I think that this a very bad thing to do.
First, it is rarely as simple as just changing an environment
variable unless the application developer has put effort into
internationalization. Simply using WideChar does not indicate that
the program has been internationalized; I can think of several non-
internationalized applications which would need to use WideChar. If a
program has not been carefully internationalized, it is quite
possible that changing the environment locale will render the
software inoperable or introduce mysterious bugs (imagine if bash
looked at the locale variable when running shell scripts; how many
would break if the number formatting changed?). If a programmer is
using a method that depends on the environment, I think this should
be made very clear in the interface to help prevent such problems.
Second, only single-user applications have a single locale; if the
applications is a server, then it needs to be able operate in a
different locale for each user. Furthermore, even single-user
applications may need to operate with multiple locales.

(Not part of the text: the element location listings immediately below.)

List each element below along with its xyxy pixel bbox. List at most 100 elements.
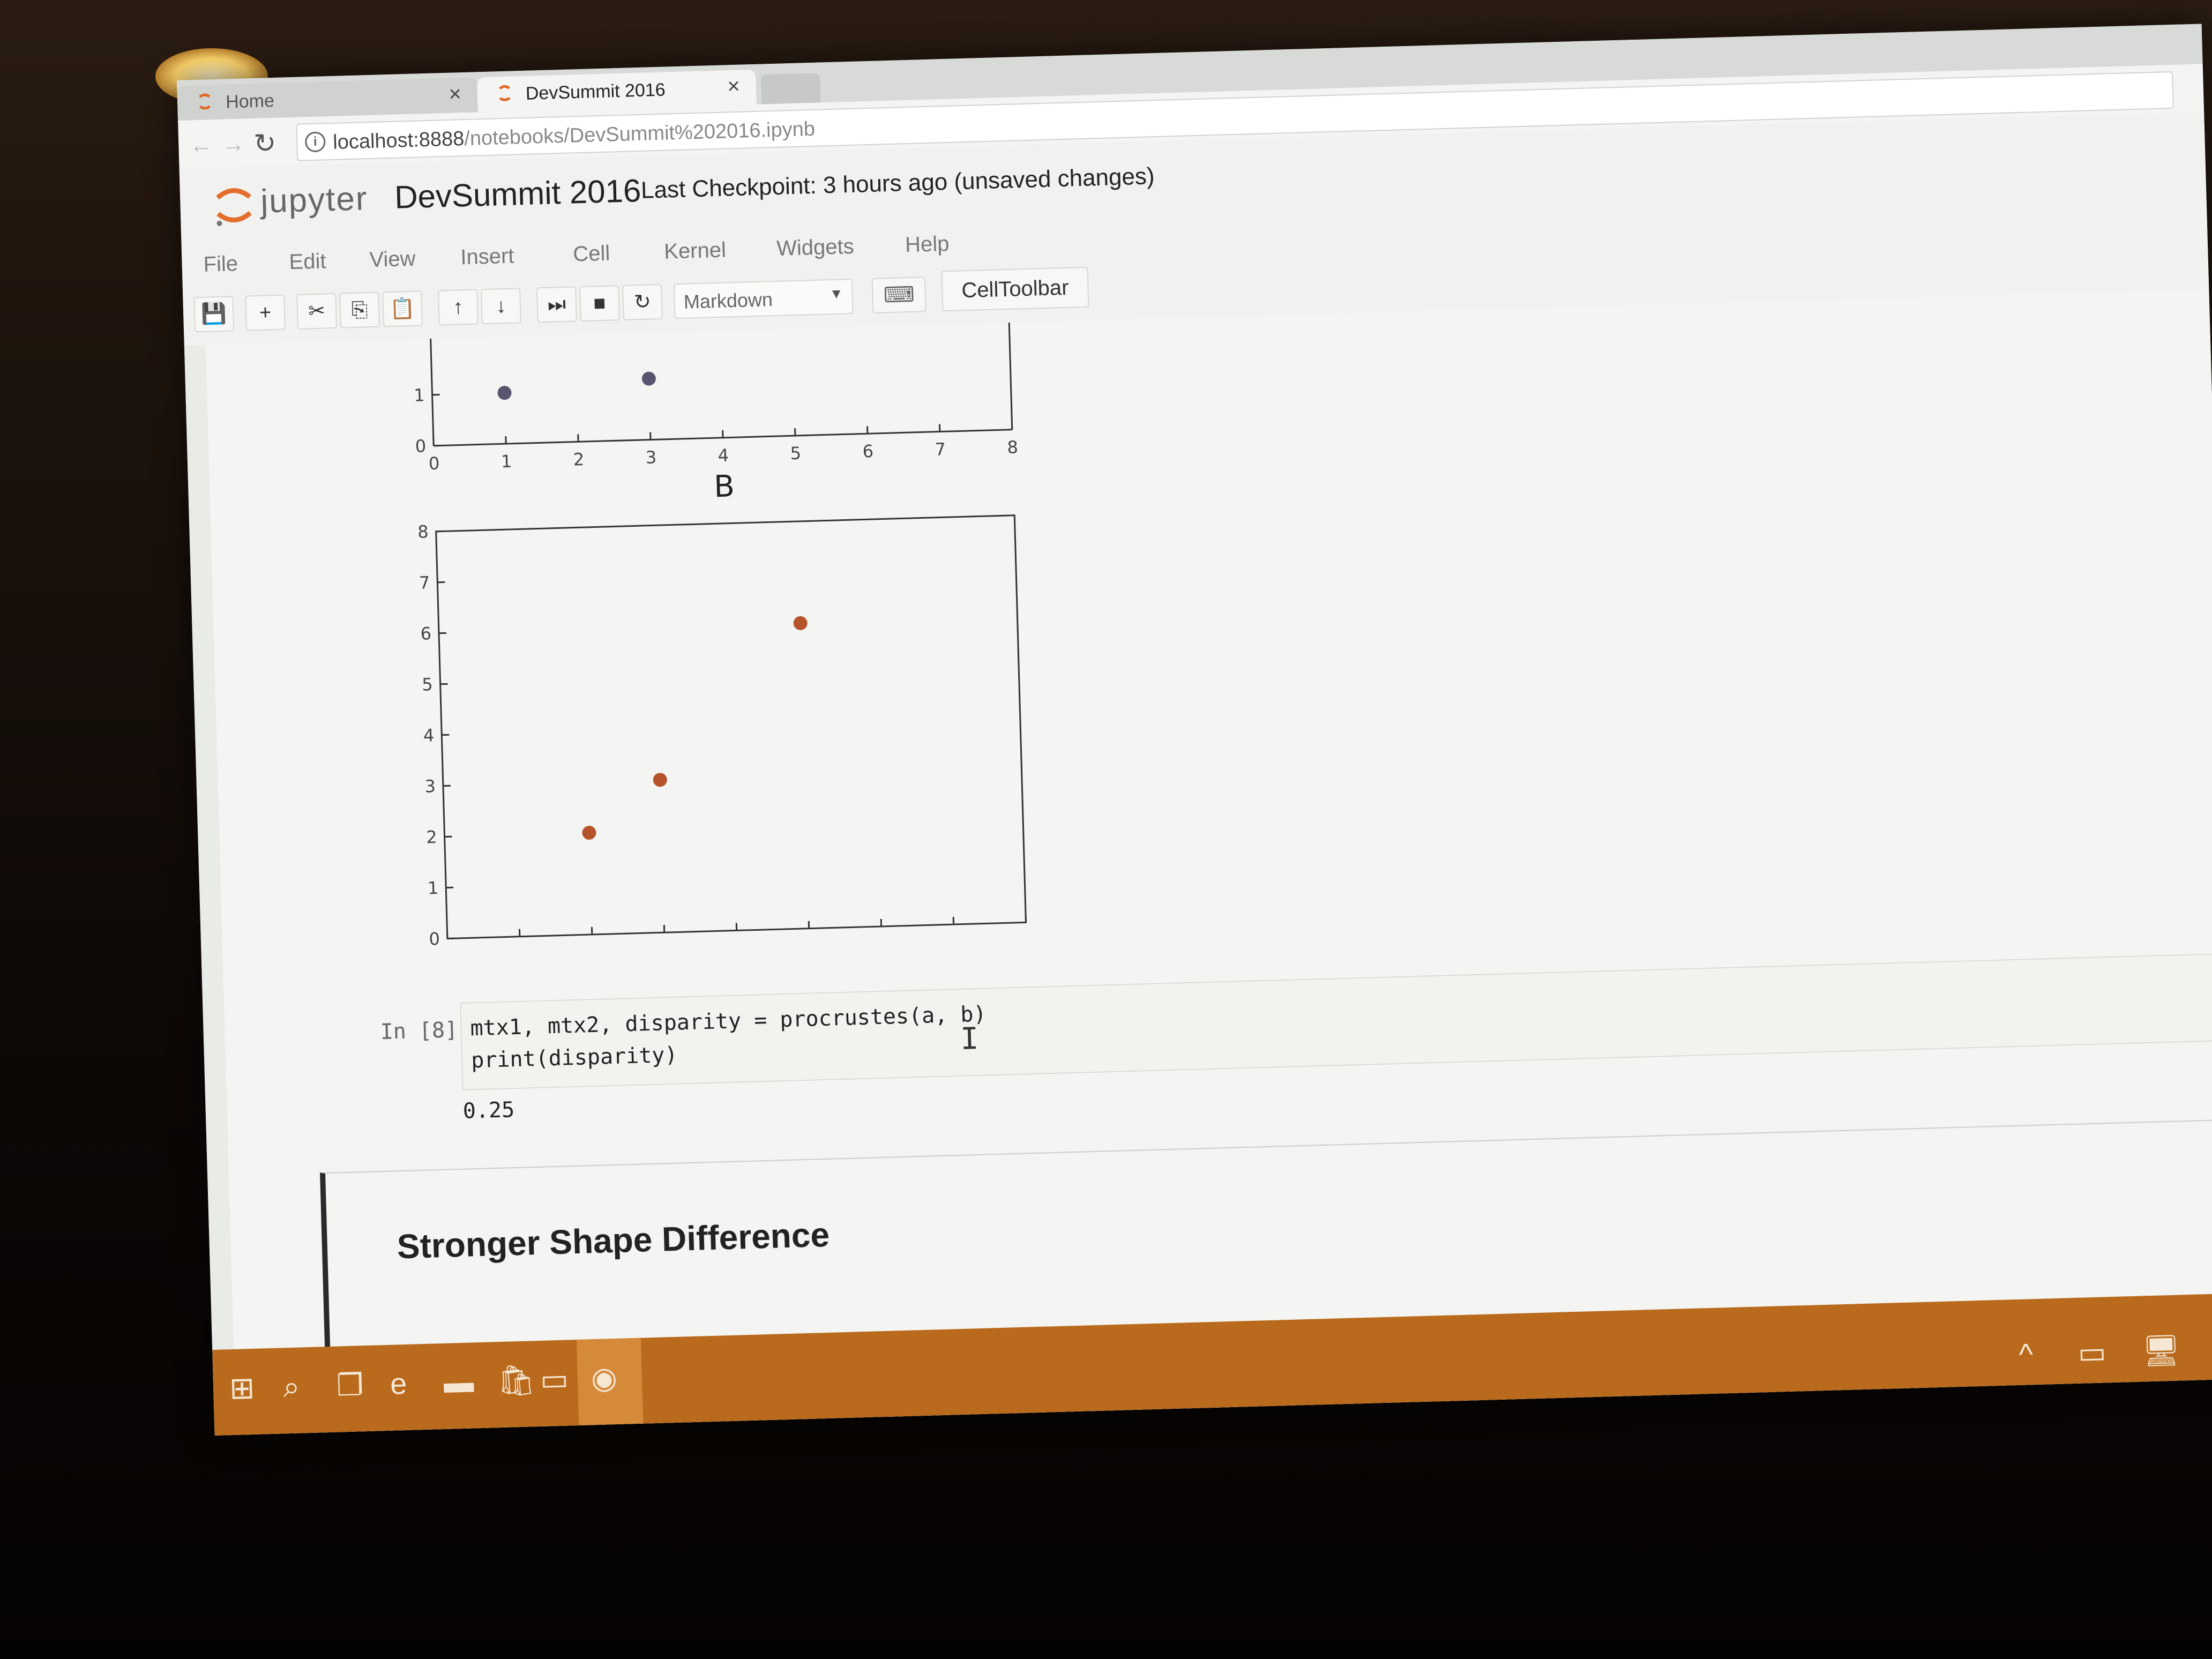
menu-file[interactable]: File [203, 251, 238, 276]
x-tick-label: 0 [428, 453, 439, 474]
forward-arrow-icon[interactable]: → [221, 130, 246, 158]
x-tick-label: 2 [587, 942, 598, 956]
new-tab-button[interactable] [761, 73, 821, 104]
menu-insert[interactable]: Insert [460, 244, 515, 270]
y-tick-label: 0 [429, 929, 440, 950]
battery-icon[interactable]: ▭ [2077, 1335, 2107, 1370]
points-b [582, 616, 808, 840]
code-line: print(disparity) [470, 1042, 678, 1073]
y-ticks-a: 01 [414, 385, 442, 457]
cell-output: 0.25 [462, 1097, 515, 1124]
add-cell-icon[interactable]: + [245, 294, 286, 331]
data-point [582, 826, 596, 840]
network-icon[interactable]: 🖥 [2141, 1333, 2181, 1368]
move-up-icon[interactable]: ↑ [438, 289, 479, 326]
menu-help[interactable]: Help [905, 231, 950, 257]
tab-label: Home [225, 90, 275, 113]
jupyter-favicon-icon [496, 85, 513, 102]
cell-type-value: Markdown [683, 288, 773, 313]
paste-icon[interactable]: 📋 [382, 290, 423, 327]
cell-toolbar-button[interactable]: CellToolbar [941, 266, 1089, 312]
notebook-title[interactable]: DevSummit 2016 [394, 172, 642, 215]
points-a [497, 371, 656, 400]
windows-start-icon[interactable]: ⊞ [229, 1370, 255, 1406]
x-ticks-a: 0 1 2 3 4 5 6 7 8 [428, 422, 1018, 474]
x-tick-label: 8 [1021, 930, 1032, 951]
menu-widgets[interactable]: Widgets [776, 234, 855, 260]
data-point [793, 616, 808, 630]
move-down-icon[interactable]: ↓ [481, 288, 521, 325]
info-icon[interactable]: i [304, 131, 326, 153]
y-tick-label: 6 [420, 623, 431, 644]
chrome-icon[interactable]: ◉ [591, 1361, 618, 1395]
y-tick-label: 8 [417, 521, 429, 542]
x-tick-label: 3 [659, 940, 670, 955]
x-tick-label: 2 [573, 449, 584, 470]
jupyter-favicon-icon [196, 93, 213, 110]
chart-title: B [713, 469, 735, 504]
copy-icon[interactable]: ⎘ [339, 292, 380, 328]
y-tick-label: 2 [426, 827, 437, 848]
code-cell[interactable]: mtx1, mtx2, disparity = procrustes(a, b)… [460, 953, 2212, 1090]
x-tick-label: 1 [500, 451, 512, 472]
search-icon[interactable]: ⌕ [282, 1369, 301, 1404]
y-tick-label: 7 [419, 572, 430, 593]
x-tick-label: 5 [804, 936, 815, 955]
tab-label: DevSummit 2016 [525, 79, 666, 104]
y-tick-label: 3 [424, 776, 436, 797]
x-ticks-b: 0 1 2 3 4 5 6 7 8 [442, 915, 1032, 955]
chevron-down-icon: ▼ [829, 285, 844, 302]
input-prompt: In [8]: [380, 1017, 471, 1045]
x-tick-label: 6 [862, 441, 873, 462]
x-tick-label: 0 [442, 946, 453, 955]
data-point [641, 371, 656, 386]
axes-a [430, 322, 1013, 447]
store-icon[interactable]: 🛍 [497, 1363, 536, 1398]
x-tick-label: 3 [645, 447, 656, 468]
data-point [653, 773, 667, 787]
plot-frame [435, 514, 1027, 940]
chevron-up-icon[interactable]: ^ [2018, 1337, 2034, 1371]
text-cursor-icon: I [960, 1021, 980, 1057]
restart-icon[interactable]: ↻ [622, 283, 663, 320]
keyboard-icon[interactable]: ⌨ [871, 276, 926, 313]
menu-edit[interactable]: Edit [288, 249, 327, 274]
menu-view[interactable]: View [369, 246, 416, 272]
x-tick-label: 4 [731, 938, 743, 955]
code-line: mtx1, mtx2, disparity = procrustes(a, b) [469, 1002, 987, 1041]
x-tick-label: 7 [935, 439, 946, 460]
jupyter-logo-icon [216, 188, 252, 226]
y-tick-label: 1 [414, 385, 425, 406]
cut-icon[interactable]: ✂ [296, 293, 338, 330]
menu-kernel[interactable]: Kernel [663, 238, 727, 264]
terminal-icon[interactable]: ▭ [540, 1362, 569, 1397]
close-tab-icon[interactable]: × [448, 82, 462, 106]
menu-cell[interactable]: Cell [572, 241, 610, 266]
stop-icon[interactable]: ■ [579, 285, 620, 322]
jupyter-header: jupyter DevSummit 2016 Last Checkpoint: … [179, 112, 2209, 346]
x-tick-label: 4 [718, 445, 729, 466]
y-tick-label: 0 [415, 436, 426, 457]
scatter-chart-b: B 0 1 2 3 4 5 6 7 8 0 1 2 3 4 5 6 7 8 [417, 469, 1032, 955]
run-icon[interactable]: ⏭ [536, 286, 577, 323]
file-explorer-icon[interactable]: ▬ [443, 1364, 474, 1400]
y-tick-label: 1 [427, 878, 438, 899]
data-point [497, 386, 512, 400]
y-tick-label: 5 [422, 674, 433, 695]
task-view-icon[interactable]: ❐ [336, 1367, 364, 1402]
url-text: localhost:8888/notebooks/DevSummit%20201… [333, 118, 816, 154]
reload-icon[interactable]: ↻ [253, 128, 277, 159]
x-tick-label: 1 [514, 944, 526, 955]
y-tick-label: 4 [423, 725, 434, 746]
jupyter-logo-text: jupyter [260, 180, 369, 220]
close-tab-icon[interactable]: × [727, 74, 741, 99]
checkpoint-status: Last Checkpoint: 3 hours ago (unsaved ch… [640, 163, 1155, 204]
y-ticks-b: 0 1 2 3 4 5 6 7 8 [417, 521, 455, 949]
save-icon[interactable]: 💾 [193, 296, 235, 333]
x-tick-label: 6 [876, 934, 887, 955]
edge-icon[interactable]: e [390, 1366, 408, 1401]
cell-type-select[interactable]: Markdown ▼ [673, 278, 854, 319]
back-arrow-icon[interactable]: ← [189, 131, 214, 159]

For example,
a login program (like gdm) needs to allow a user to select his
language/locale as part of the login procedure.
> Setting the locale was left for either an extension to the Basis or
> for the environment to specify.
Allowing the global locale to be changed is an even more frightening
prospect. Doesn't this deeply conflict with the design principles of
a functional programming language? This would predicate large
components of the software off of what amounts to a mutable global
variable. Suppose I used memoization on some method of mine which
used internally the is* methods. How does a global locale switch
affect this? Hidden dependencies are simply bad.
I see no problem with having an immutable startup locale which is
specified by the environment. This is similar in some respect to a
command-line argument. However, I would argue that nothing should be
predicated off of it unless specifically instructed by the
programmer. eg:
signature LOCALE =
type locale
val initialLocale : locale
fun lookupLocale: string -> locale
structure CharCategories : sig
val isSpace: locale * WideChar.char -> bool
...
This addresses all of my concerns, and still provides the
functionality you would have gotten from a C-style global locale.
BTW, you will notice this is the same approach taken by C++, which
also recognized the problem with a global hidden locale and chose to
throw out the C scheme. Of course, rather than a pair of arguments,
it has locale objects, but this amounts to more or less the same.
> Your suggestions on parsing and serialisation seem reasonable to me.
You understand why I listed it as an incompatible change?
What I suggested meant that 0xDA, previously converted to '\xDA' is
now converted to '\xC3\x9A'.
Actually, I just did some poking around, and found this:
#include <stdio.h>
#include <wchar.h>
int main() {
wchar_t x = L'\U12345678';
printf("%x\n", (int)x);
return 0;
}
So, forget the bit about toCString being a problem. C99 adds \u and
\U. For consistency, I suppose SML should accept \U12345678 instead
of \U123456 even though the first two digits must be zero since the
value has to be less than 0x110000.
Anyways, my new proposal for CHAR no longer has any points which
would break compatibility with existing SML programs. That's a pretty
big improvement from just one email round. Keep the comments coming,
please. :-)